Efficacy of using SVM on Iot Security Threat Identification under Reduced Feature Set Architecture Compared to J48 and Random Forest Algorithms using UCI Benchmark Data Set

Abstract

More than 5 billion IoT devices are on the Internet due to smart technology development in 2020. Most of them are connected to the Internet and they will create an easy gateway to hackers. So the network security has become an immense challenge. Maintaining minimal resource consumption of IoT devices is also difficult. Here we try to build up light weight anomaly detection mechanism for smart devices. Supervised machine learning algorithms were used for building a classifier for threat detection and their performances were compared. Danmini Doorbell (DDb) data in UCI repository is used in this experiment. The DDb dataset contains three types of web traffic data — benign traffic, Mirai traffic and Gafgyt traffic. Each record contains N=115 features which were generated by the publishers of the dataset using raw attributes of network traffic.

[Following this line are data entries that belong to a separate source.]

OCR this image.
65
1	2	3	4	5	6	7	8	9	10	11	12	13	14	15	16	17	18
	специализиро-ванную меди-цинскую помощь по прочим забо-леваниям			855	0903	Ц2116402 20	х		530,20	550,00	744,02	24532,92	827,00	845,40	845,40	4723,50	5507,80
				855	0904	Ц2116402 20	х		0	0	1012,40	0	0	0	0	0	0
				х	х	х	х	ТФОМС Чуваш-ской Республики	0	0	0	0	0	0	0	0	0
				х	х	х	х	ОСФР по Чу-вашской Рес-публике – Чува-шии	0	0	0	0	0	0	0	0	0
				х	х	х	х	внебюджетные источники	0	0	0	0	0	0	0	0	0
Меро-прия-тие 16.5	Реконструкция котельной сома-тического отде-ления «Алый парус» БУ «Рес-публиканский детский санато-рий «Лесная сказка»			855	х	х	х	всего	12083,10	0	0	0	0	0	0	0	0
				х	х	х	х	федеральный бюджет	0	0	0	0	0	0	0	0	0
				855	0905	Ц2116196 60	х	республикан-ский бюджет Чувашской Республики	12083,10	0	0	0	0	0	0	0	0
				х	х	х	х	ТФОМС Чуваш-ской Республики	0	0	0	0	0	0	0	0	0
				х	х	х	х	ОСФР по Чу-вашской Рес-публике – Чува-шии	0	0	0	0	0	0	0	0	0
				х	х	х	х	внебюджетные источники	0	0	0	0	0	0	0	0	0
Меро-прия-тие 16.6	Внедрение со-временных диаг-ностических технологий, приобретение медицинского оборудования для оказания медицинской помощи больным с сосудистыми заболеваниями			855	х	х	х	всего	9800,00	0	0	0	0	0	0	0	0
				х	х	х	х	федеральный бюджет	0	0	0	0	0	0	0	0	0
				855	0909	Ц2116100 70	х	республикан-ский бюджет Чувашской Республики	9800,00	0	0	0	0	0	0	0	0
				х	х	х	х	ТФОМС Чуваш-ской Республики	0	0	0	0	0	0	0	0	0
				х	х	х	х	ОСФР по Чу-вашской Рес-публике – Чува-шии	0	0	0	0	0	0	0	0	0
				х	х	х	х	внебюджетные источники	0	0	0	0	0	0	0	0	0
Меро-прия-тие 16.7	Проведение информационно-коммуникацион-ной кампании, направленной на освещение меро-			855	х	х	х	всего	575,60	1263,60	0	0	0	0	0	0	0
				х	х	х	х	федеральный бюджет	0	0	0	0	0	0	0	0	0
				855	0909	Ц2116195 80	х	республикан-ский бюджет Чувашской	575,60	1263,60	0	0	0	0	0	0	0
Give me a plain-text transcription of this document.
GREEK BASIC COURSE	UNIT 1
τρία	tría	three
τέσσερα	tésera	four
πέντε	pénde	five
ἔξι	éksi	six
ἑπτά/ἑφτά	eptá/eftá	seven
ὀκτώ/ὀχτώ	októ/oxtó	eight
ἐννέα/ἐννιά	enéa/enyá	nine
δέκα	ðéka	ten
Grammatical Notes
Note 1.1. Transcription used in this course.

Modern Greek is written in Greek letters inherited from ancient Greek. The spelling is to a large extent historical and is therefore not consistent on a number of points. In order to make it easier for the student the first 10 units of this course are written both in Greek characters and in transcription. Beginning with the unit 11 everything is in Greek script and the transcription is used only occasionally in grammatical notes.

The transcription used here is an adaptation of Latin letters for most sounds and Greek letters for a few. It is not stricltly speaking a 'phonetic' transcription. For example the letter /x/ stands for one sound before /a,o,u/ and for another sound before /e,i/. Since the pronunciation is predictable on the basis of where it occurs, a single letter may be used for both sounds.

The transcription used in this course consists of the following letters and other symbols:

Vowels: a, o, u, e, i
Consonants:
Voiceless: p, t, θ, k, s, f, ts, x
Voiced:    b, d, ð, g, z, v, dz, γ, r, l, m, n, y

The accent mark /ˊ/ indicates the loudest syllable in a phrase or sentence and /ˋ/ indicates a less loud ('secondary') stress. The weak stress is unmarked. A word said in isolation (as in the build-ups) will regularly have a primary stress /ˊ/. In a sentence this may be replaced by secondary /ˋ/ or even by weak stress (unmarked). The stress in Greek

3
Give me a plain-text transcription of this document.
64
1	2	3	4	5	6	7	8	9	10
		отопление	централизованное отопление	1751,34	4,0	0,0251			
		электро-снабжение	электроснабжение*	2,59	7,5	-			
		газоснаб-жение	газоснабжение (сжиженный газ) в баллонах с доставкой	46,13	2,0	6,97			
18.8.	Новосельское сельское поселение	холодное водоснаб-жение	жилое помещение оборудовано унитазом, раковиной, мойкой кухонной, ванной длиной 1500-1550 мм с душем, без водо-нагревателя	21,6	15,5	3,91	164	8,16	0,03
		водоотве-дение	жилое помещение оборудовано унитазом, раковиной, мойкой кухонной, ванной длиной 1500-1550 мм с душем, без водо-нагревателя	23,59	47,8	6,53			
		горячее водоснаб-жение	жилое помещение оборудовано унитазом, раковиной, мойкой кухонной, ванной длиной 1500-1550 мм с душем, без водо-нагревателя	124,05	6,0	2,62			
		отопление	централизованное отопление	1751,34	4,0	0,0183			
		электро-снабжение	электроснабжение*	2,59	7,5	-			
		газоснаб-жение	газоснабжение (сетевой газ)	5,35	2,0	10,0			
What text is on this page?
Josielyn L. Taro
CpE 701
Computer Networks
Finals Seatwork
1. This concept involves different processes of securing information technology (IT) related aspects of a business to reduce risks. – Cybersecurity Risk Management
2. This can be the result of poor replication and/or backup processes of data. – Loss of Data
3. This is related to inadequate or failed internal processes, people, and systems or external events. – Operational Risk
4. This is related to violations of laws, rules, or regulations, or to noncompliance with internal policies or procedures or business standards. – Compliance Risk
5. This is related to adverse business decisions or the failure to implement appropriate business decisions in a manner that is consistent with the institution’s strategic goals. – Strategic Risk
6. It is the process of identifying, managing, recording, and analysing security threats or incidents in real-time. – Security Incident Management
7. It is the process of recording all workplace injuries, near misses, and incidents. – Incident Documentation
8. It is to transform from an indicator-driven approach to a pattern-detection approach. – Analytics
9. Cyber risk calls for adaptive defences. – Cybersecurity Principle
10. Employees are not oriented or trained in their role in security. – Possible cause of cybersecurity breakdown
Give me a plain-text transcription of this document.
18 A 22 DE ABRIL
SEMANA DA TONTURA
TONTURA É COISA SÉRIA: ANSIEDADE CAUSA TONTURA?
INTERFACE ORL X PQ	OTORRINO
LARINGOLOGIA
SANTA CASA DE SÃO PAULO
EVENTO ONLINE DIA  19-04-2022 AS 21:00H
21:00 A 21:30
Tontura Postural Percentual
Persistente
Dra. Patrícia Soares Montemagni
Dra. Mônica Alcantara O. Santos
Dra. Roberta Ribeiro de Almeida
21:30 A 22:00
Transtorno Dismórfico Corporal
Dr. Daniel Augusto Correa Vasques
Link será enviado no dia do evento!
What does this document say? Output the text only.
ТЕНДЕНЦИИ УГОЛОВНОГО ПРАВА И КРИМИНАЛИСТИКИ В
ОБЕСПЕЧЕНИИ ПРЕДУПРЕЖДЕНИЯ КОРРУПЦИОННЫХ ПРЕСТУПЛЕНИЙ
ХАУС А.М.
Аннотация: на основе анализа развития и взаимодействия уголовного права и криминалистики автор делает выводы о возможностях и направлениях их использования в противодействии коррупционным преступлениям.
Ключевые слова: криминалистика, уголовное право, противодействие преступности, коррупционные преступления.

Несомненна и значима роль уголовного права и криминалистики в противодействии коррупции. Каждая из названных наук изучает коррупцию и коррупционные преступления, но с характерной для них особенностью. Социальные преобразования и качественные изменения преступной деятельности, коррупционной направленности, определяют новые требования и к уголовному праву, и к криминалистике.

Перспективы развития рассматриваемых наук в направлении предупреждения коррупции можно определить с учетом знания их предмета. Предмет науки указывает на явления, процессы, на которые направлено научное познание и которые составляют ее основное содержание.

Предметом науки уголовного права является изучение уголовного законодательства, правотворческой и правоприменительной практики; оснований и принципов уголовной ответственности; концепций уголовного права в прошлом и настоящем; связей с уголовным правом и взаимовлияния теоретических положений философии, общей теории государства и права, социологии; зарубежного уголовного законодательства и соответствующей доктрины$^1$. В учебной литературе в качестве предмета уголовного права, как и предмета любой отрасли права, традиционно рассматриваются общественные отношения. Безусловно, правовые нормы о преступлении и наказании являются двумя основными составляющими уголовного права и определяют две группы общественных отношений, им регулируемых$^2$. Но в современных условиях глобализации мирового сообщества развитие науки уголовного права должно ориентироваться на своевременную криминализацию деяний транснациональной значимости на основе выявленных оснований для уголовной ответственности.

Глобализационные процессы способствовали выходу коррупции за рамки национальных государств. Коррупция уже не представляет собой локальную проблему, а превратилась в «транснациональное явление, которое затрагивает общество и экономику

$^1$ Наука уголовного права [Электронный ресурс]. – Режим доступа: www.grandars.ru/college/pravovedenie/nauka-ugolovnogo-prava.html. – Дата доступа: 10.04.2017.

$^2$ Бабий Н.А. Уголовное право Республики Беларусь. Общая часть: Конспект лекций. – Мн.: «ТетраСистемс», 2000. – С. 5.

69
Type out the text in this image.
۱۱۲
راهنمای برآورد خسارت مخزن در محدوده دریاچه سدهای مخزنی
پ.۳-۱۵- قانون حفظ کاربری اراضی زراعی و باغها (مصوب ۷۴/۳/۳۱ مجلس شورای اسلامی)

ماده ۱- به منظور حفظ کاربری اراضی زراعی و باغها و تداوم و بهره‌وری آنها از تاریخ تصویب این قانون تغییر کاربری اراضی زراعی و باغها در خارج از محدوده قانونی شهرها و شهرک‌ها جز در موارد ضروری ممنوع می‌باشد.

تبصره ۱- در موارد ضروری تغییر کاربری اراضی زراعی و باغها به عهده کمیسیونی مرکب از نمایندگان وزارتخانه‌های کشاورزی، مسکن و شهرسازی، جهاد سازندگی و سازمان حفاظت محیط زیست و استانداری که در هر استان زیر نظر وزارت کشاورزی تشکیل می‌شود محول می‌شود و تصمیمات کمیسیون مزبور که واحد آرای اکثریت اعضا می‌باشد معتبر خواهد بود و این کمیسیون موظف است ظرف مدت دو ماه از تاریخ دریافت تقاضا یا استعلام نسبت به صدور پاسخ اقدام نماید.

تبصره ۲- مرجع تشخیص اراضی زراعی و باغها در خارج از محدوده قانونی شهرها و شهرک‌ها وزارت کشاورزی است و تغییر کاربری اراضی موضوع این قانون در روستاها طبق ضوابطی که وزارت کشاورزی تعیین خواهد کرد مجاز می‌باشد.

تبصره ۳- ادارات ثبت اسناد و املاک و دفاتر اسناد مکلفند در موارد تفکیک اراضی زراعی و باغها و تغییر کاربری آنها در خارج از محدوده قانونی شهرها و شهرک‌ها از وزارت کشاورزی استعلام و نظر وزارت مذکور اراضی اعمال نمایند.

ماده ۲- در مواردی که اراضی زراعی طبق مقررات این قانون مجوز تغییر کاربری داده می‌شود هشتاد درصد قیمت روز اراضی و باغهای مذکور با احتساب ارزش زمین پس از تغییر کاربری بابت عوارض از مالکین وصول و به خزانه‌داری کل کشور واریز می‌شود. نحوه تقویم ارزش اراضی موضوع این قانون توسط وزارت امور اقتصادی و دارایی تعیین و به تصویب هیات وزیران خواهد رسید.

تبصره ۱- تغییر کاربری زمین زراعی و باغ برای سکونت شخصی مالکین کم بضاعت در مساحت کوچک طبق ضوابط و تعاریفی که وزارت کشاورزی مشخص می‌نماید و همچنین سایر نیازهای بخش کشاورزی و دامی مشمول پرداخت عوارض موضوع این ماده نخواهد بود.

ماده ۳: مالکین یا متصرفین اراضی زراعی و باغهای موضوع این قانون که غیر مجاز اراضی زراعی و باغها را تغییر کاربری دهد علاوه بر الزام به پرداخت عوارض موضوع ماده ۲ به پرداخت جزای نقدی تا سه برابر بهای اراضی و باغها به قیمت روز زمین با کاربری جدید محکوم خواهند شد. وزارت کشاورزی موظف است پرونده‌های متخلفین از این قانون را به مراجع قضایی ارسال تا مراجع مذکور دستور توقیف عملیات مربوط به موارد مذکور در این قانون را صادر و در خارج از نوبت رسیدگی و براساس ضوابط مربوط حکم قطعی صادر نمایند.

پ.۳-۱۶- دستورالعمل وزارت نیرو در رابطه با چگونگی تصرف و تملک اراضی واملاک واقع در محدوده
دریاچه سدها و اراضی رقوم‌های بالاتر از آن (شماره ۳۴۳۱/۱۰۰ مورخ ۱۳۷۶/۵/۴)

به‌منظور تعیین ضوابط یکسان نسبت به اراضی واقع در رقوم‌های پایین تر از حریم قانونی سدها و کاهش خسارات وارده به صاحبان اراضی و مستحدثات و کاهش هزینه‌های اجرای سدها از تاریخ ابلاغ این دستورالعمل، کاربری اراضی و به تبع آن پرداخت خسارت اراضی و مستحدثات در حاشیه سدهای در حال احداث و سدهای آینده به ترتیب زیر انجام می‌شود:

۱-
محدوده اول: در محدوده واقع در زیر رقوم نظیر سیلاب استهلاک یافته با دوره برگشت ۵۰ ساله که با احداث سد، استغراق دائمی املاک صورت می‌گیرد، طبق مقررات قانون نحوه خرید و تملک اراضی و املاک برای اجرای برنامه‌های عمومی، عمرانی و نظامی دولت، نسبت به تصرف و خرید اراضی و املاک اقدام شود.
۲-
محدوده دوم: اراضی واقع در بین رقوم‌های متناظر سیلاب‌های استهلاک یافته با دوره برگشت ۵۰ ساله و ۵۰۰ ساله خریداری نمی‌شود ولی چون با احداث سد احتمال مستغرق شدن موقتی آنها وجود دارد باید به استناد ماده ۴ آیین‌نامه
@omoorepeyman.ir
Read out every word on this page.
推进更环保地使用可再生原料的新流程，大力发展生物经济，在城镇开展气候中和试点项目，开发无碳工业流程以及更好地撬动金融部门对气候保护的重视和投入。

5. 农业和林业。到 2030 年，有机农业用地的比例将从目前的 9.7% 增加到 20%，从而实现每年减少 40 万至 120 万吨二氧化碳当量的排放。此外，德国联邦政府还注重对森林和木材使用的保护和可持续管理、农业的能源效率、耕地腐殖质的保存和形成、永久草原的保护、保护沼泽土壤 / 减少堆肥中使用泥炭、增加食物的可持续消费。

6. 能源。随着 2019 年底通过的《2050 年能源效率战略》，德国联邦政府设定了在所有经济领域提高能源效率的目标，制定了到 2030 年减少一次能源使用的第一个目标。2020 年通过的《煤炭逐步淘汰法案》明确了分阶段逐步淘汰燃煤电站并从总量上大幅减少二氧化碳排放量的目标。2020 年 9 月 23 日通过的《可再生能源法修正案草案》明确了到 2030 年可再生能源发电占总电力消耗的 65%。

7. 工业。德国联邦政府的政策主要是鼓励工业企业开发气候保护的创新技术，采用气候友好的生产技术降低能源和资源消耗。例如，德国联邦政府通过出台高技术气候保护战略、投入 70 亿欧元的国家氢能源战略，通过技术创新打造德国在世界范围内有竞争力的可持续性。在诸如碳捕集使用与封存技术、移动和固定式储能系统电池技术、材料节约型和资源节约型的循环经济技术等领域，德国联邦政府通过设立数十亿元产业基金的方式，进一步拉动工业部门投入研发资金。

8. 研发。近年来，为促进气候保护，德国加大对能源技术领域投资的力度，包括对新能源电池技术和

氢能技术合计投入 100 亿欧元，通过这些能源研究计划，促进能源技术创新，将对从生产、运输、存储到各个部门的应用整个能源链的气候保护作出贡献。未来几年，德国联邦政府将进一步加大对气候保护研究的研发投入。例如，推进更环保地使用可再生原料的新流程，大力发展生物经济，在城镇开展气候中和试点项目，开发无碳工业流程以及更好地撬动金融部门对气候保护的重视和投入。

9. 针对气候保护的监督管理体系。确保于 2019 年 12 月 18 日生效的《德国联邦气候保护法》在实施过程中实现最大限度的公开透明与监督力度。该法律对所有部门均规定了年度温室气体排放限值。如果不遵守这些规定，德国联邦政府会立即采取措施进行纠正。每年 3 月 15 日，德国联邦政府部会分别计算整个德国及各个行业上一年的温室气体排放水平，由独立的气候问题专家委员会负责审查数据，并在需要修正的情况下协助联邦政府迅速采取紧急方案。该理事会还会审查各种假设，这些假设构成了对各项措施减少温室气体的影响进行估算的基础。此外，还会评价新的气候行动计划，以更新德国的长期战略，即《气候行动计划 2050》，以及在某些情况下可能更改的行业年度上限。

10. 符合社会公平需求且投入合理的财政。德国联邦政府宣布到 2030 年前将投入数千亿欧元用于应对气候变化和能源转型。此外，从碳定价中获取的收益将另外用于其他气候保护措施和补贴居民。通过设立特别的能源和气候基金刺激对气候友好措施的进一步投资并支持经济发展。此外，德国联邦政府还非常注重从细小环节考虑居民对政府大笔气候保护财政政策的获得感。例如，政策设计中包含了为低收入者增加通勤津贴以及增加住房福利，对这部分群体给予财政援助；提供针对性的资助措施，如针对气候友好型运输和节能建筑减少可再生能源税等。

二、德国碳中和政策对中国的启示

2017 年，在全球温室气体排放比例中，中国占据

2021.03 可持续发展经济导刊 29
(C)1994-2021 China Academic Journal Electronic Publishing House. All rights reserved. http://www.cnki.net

As both Gafgyt and Mirai traffic produced by the attack activity, the two data- sources were combined to construct the overall set of malicious data for this

experiment. In order to test the hypothesis, we used Gafgyt and Mirai traffic data and benign traffic used to train the model for SVM. Feature importance is determined using the Gini index which was obtained using Random Forest algorithm. We picked top n=20 from the total N features to train the one class SVM, J48 and Random forest which is used to detect potential attacks in test data. Comparing the total N feature classification against reduced n feature classification equal accuracy were obtained in each algorithm. According to the benchmark testing the computational cost were reduced in each algorithm. However, when comparing other algorithms with SVM, the SVM had the lowest accuracy and performance (Table 1)

Table 1. Algorithm comparison results

Algorithm Mean time (s) Random Forest 1.640045 KSVM 184.698795 J48 1.046536

SVM can be trained using benign traffic but others need malicious traffic to train the system. Although SVM shows less accuracy and high resource consumption it can be used to identify unknown threats. So the SVM is the only algorithm among these three algorithms that can be employed to identify zero day attack. These results can be used the reduced feature set in IoT anomaly detection. It should be further investigated with different data sets and different algorithms. This becomes an area for potential research in future.